Elle n’ajouta pas, comme son frère l’aurait fait : « À ton esclave ».
Ce ne fut pas nécessaire.
Dans le silence qui suivit, ils entendirent des voix dans le salon – le tailleur du roi et le valet de chambre responsable de sa garde-robe. Pétrifiés, Kerian et Gilthas n’osèrent plus respirer... Rien n’expliquerait la présence ici d’une elfe sauvage, pieds nus et en larmes.
Les yeux dans les yeux, ils ne firent plus le moindre bruit.
Radoucie, Kerian embrassa le roi et murmura :
— C’est mon frère, Gil. Si tu veux m’arrêter, appelle les gardes.
Elle fit volte-face mais il la rattrapa par le poignet. Ses yeux lançant des éclairs, Kerian se retourna... Le roi leva la main droite et retira de son majeur une topaze enchâssée sur une monture d’or double en forme de doigts.
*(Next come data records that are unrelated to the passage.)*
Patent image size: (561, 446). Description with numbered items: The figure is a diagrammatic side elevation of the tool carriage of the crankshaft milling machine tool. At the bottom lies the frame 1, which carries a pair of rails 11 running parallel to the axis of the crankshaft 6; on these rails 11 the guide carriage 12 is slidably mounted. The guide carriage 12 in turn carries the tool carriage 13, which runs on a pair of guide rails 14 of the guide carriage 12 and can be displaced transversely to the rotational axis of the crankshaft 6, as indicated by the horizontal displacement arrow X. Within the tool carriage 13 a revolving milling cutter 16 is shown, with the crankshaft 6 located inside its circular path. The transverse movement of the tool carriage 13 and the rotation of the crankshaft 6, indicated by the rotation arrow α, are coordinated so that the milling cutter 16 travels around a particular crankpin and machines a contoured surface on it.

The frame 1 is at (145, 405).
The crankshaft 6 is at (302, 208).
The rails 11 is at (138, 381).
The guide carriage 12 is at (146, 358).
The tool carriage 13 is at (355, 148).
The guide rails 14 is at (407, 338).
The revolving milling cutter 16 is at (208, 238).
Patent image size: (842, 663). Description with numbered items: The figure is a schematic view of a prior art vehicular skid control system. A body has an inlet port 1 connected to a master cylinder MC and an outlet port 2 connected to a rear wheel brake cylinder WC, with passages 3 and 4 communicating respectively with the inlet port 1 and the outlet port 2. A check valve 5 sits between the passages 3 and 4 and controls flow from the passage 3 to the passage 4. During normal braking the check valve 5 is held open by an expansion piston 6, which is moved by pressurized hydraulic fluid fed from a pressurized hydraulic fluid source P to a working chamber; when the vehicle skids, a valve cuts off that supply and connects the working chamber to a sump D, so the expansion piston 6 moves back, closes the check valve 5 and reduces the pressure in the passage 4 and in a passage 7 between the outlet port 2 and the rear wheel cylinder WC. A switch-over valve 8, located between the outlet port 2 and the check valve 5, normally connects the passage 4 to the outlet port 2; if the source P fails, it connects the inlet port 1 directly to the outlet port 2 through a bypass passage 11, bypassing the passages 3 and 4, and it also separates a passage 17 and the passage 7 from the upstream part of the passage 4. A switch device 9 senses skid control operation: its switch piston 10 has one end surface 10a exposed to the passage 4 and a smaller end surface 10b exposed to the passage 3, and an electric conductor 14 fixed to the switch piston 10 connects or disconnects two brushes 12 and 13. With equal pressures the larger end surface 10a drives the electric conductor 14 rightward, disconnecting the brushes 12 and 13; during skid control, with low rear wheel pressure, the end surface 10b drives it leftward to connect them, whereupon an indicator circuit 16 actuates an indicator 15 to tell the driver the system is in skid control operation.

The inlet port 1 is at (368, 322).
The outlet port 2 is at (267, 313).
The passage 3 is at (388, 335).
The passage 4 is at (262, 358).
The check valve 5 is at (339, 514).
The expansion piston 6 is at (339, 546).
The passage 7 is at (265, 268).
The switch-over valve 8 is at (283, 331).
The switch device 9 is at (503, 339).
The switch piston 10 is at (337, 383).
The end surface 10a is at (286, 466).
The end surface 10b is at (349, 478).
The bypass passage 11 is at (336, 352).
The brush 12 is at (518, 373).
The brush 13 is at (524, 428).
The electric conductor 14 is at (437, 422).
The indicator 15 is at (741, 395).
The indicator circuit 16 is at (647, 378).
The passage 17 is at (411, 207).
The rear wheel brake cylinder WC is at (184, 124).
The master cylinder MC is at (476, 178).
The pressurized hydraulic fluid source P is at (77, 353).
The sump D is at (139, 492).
Le bijou, antérieur au Cataclysme, avait appartenu à Tanis Demi-Elfe.
Gilthas tendit l’un des deux anneaux qui formaient la monture.
Dans le couloir, l’habilleur lança :
— Oh... regardez ! Ces bagues sont posées sur le plateau. (Il y eut un cri étouffé, puis :) Par tous les dieux disparus... Il est dans sa chambre !
Un index sur les lèvres, Gilthas posa l’anneau et la topaze sur la paume de Kerian.
— Va, mon amour, souffla-t-il. Si tu as besoin de moi, laisse-le dans le creux du chêne de Gilean.
Le chêne de Gilean se dressait à l’ouest de Large-Frondaison, le domaine de chasse préféré de Gil. Il devait son nom au dieu de la sagesse, car il abritait beaucoup de chouettes. Par le passé, les elfes s’y étaient regroupés au nom d’une vieille légende : quiconque rêvait d’une chouette – en réalité, le dieu lui-même – près de cet arbre pouvait lui demander la sagesse.
Kerian serra l’anneau, défit sa chaîne en or, y passa le bijou et la remit à son cou.
— Gil...
Dans le couloir, le maître de la garde-robe lança :
— Bonjour, Votre Majesté !
Une voix douce et modulée murmura une question. Laurana demandait s’ils avaient vu le roi son fils...
— Je crois qu’il est dans sa chambre, Majesté, répondit le maître de la garde-robe.
Gilthas attira Kerian dans ses bras, l’embrassa et la retint aussi longtemps que possible. Puis il la regarda disparaître dans le passage secret.